Bazı İngiliz yazarlarının anlattığına göre yakalanan bir Türk gemisinin 57 kişilik mürettebatı yakılarak öldürülmüştü. Sadece Navarin kentinde birkaç gün içinde 2-3 bin, Türk valinin ikamet ettiği Tripoli kentinde de 10 bin kişi öldürülmüştü.. Atina sokaklarında da parçalanmış Türk cesetlerine rastlanıyordu. Öldürülenler arasında Yunan bağımsızlık hareketine destek olarak gelmiş bazı Avrupalı gönüllüler vardı. Yabancı kaynaklı bu verilerin gösterdiği gibi, Mora’da yaşananlar bir bağımsızlık hareketinden çok bir katliam niteliği taşıyordu..
Bu olaylar Batı Avrupa ülkelerine nasıl yansımıştı ?.. Batı ülkelerinin basını Mora’daki gelişmeleri Yunanlıların değil, “Liberalizmin ve Hristiyanlığın” bir zaferi gibi değerlendirmişlerdi.
Peki, nasıl olmuştu da ünlü İngiliz şairi Lord Byron bu ayaklanmanın öncüleri arasında yer almıştır ? Lord Byron aslında ünlü bir romantik şairdi. Şiirleri İngiltere’de geniş kitleleri etkiliyordu. Ancak yaşadığı sıra dışı hayat nedeniyle İngiliz toplumu içinde tutunamadı ve 1816 yılında bir daha dönmemek üzere ülkesinden ayrıldı. Venedik’te bulunduğu sırada Yunan ayaklanmacıların etkisiyle Mora’ya gitti. Orada cebinden 4.000 sterlin harcayarak Yunan donanmasının güçlendirilmesine katkıda bulundu. Bir çarpışmaya hazırlanırken hastalandı ve kısa bir süre sonra, 1824 yılında, 36 yaşındayken öldü. Onun Yunan ayaklanmacılara sağladığı destek İtalya, ABD ve İngiltere’de birçok insanın Yunan isyanını desteklemesine yol açtı. Cenazesi İngiltere’ye getirildi ama Westminster Kilisesi, yaşamış olduğu fırtınalarla dolu özel hayat nedeniyle onun “şairler köşesi”ne gömülmesine izin vermedi. Ölümünden ancak 145 yıl sonra, 1969’da onun adına bu kiliseye bir plaket konuldu..
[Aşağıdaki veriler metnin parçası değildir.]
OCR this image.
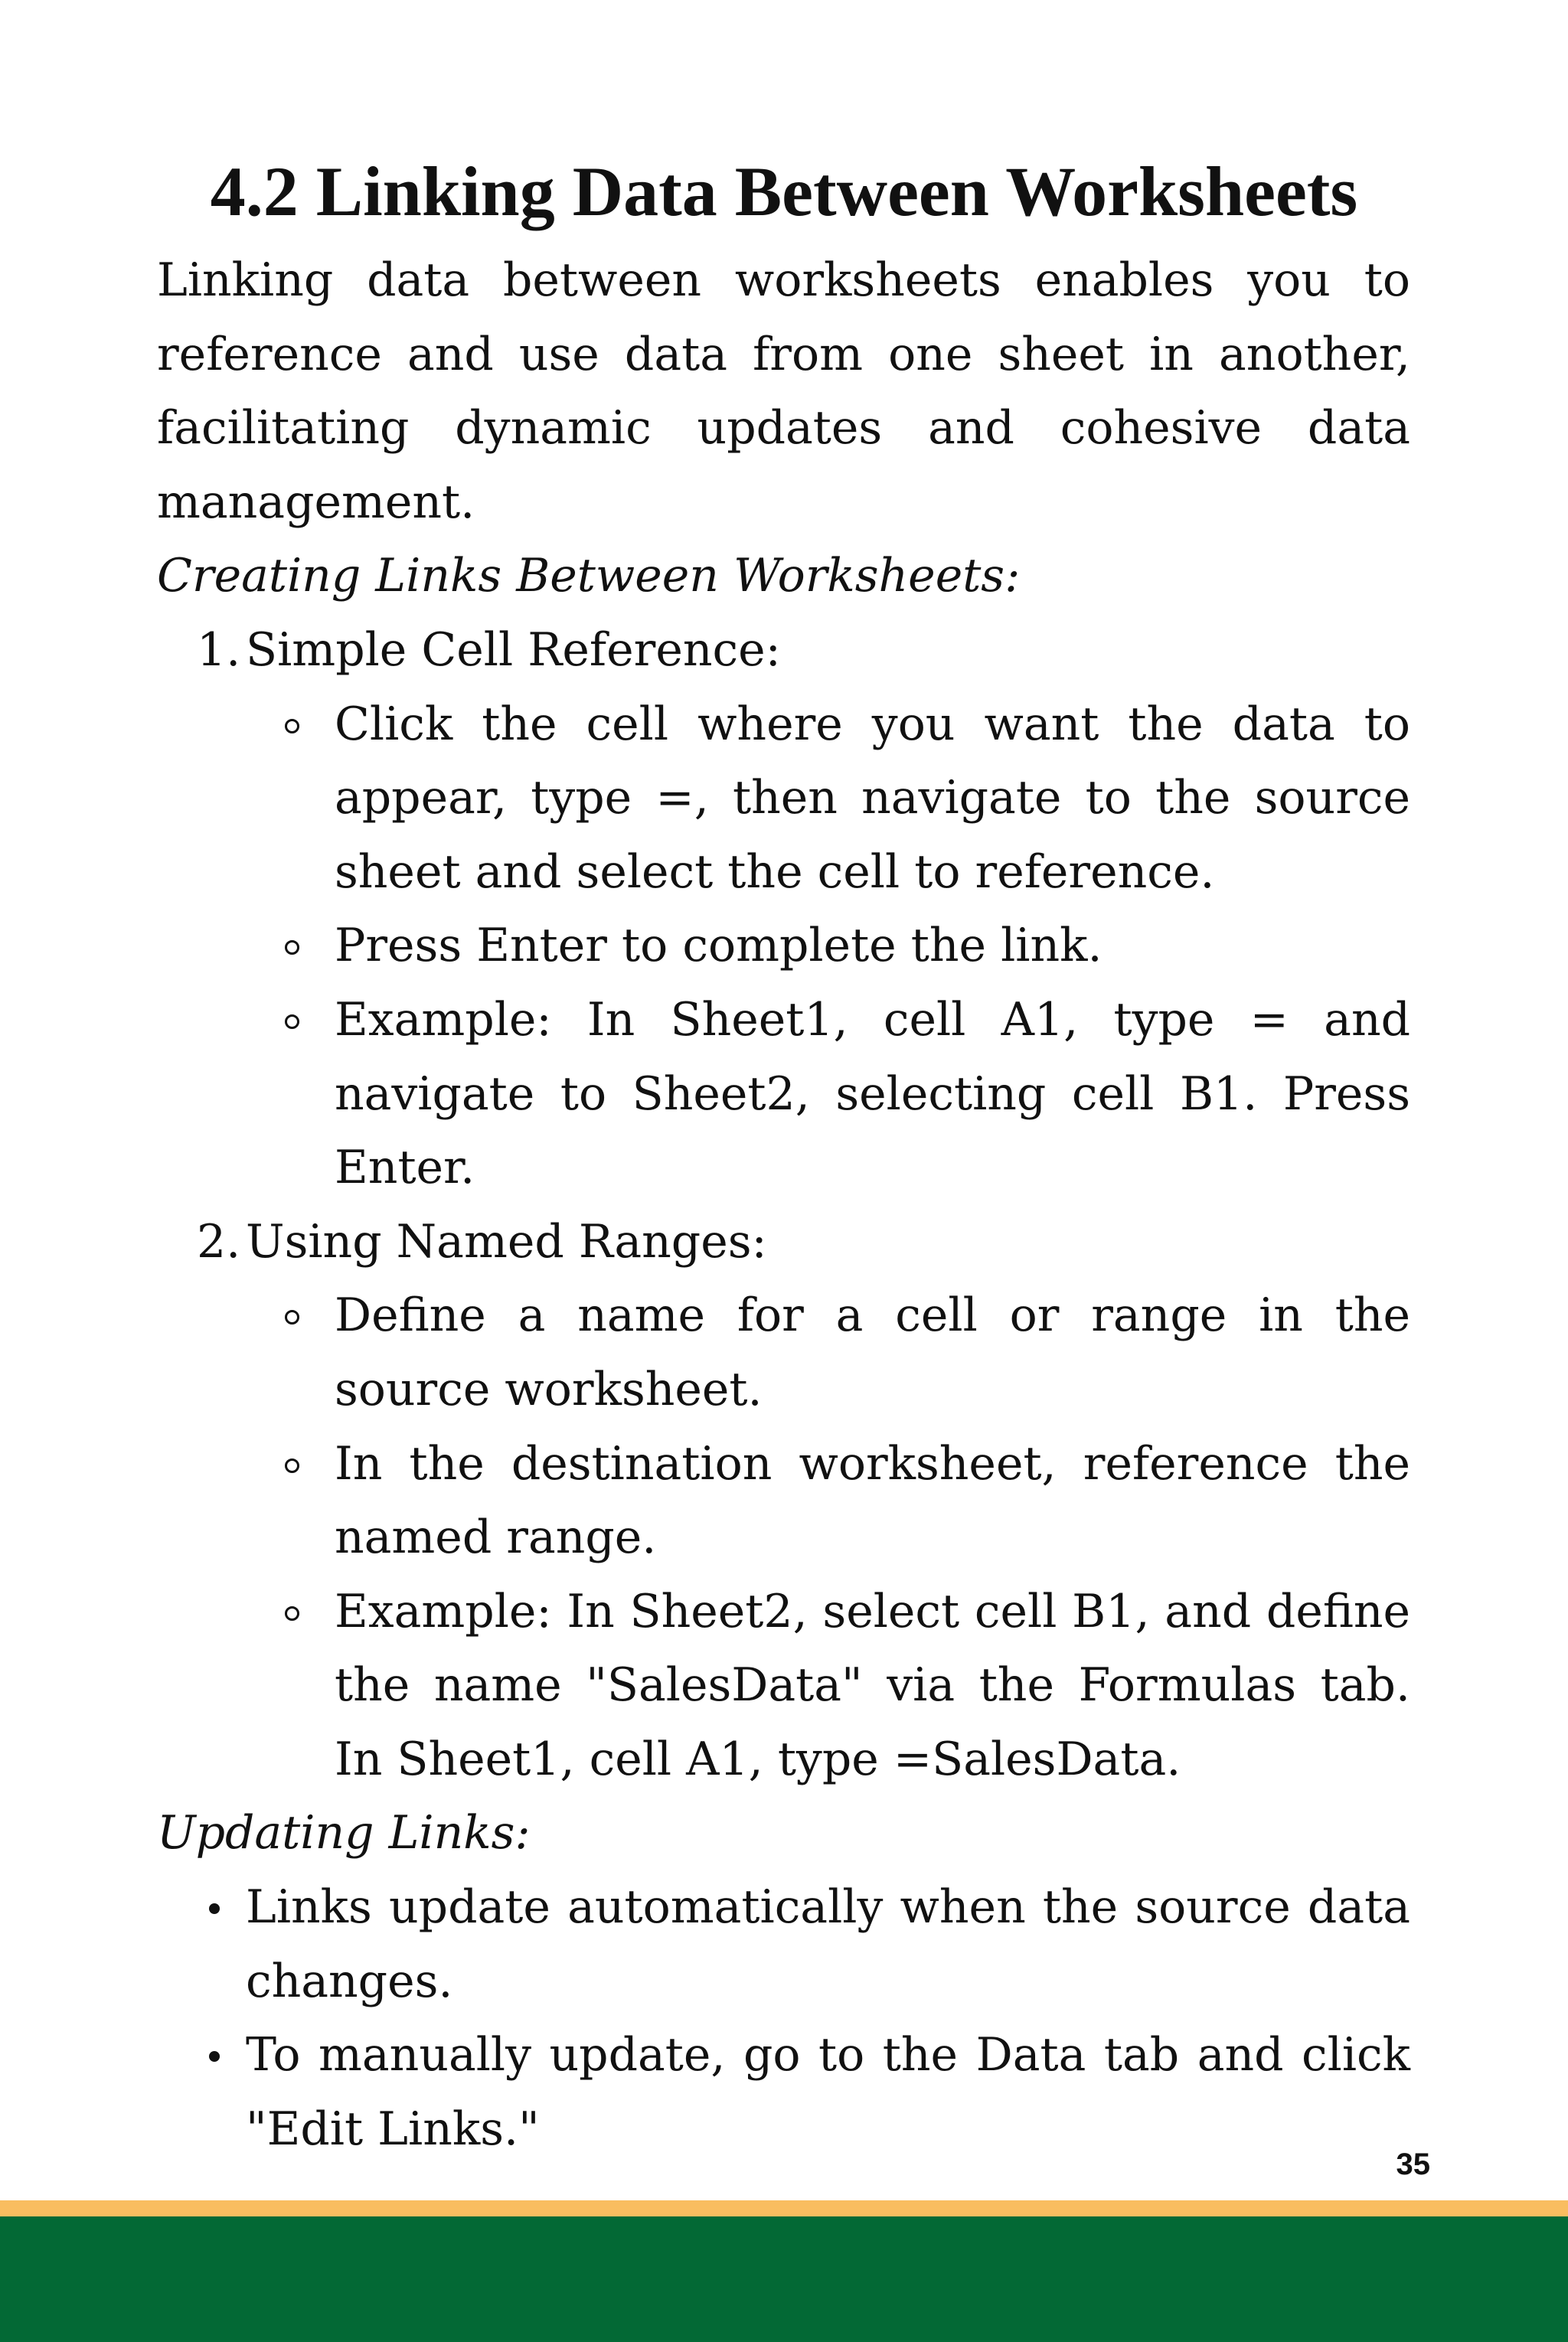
4.2 Linking Data Between Worksheets

Linking data between worksheets enables you to reference and use data from one sheet in another, facilitating dynamic updates and cohesive data management.

Creating Links Between Worksheets:

1. Simple Cell Reference:
Click the cell where you want the data to appear, type =, then navigate to the source sheet and select the cell to reference.
Press Enter to complete the link.
Example: In Sheet1, cell A1, type = and navigate to Sheet2, selecting cell B1. Press Enter.
2. Using Named Ranges:
Define a name for a cell or range in the source worksheet.
In the destination worksheet, reference the named range.
Example: In Sheet2, select cell B1, and define the name "SalesData" via the Formulas tab. In Sheet1, cell A1, type =SalesData.

Updating Links:

Links update automatically when the source data changes.
To manually update, go to the Data tab and click "Edit Links."
35
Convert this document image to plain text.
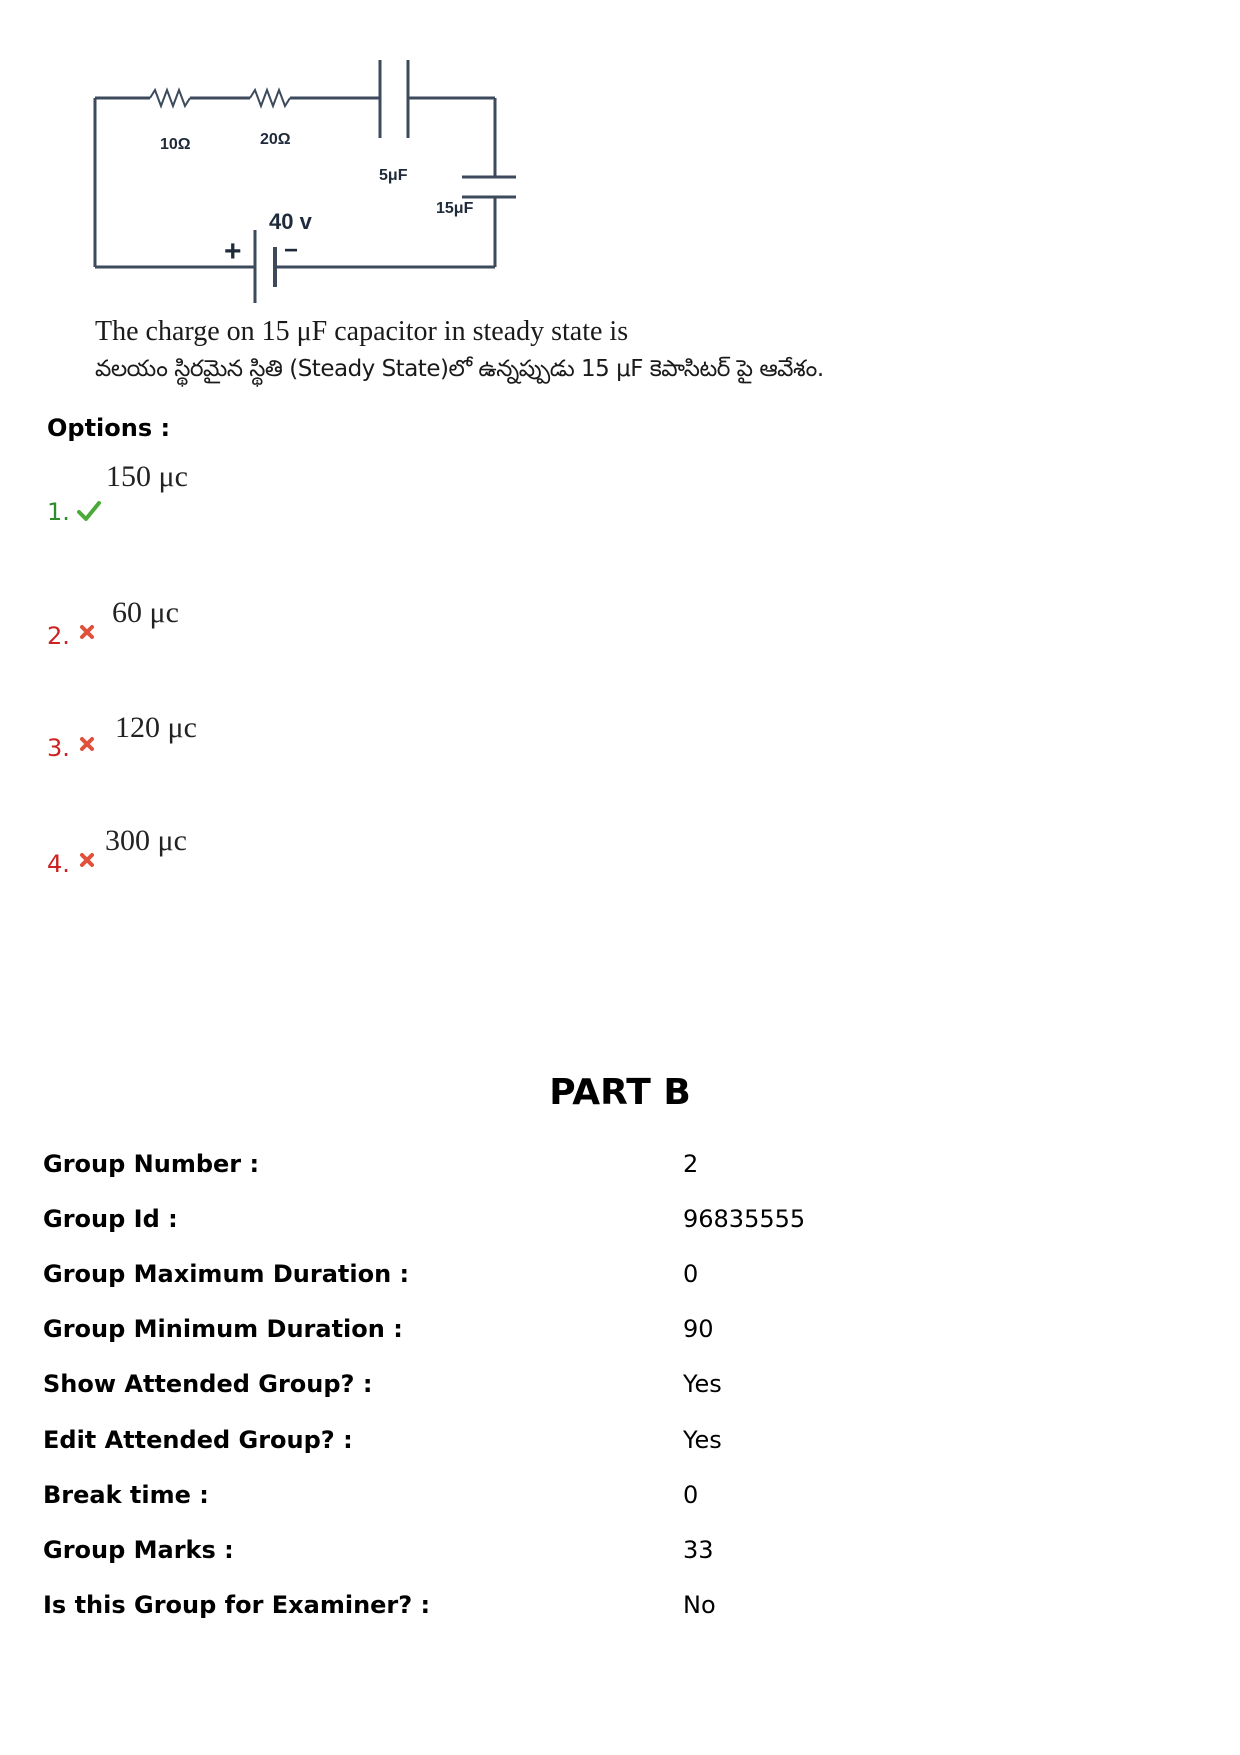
10Ω	20Ω
5μF
15μF
40 v
+ −
The charge on 15 μF capacitor in steady state is
వలయం స్థిరమైన స్థితి (Steady State)లో ఉన్నప్పుడు 15 μF కెపాసిటర్ పై ఆవేశం.
Options :
1.
150 μc
2.
60 μc
3.
120 μc
4.
300 μc
PART B
Group Number :	2
Group Id :	96835555
Group Maximum Duration :	0
Group Minimum Duration :	90
Show Attended Group? :	Yes
Edit Attended Group? :	Yes
Break time :	0
Group Marks :	33
Is this Group for Examiner? :	No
Lord Byron Mora’da Türklere yapılan katliamlar hakkında bilgi sahibi olmuş muydu ? Olsaydı bu ayaklanmayı desteklemeye devam eder miydi ? Bu soruların cevaplarını bilmek zor. Ama şurası muhakkak ki, Yunan propagandası Lord Byron’ın adını sürekli olarak Batı dünyasını etkilemek için kullandı ve hala kullanıyor..
Yunan propagandası onu, “Yunan özgürlük savaşçılarını zafere ulaştıran bir önder” gibi takdim ediyor.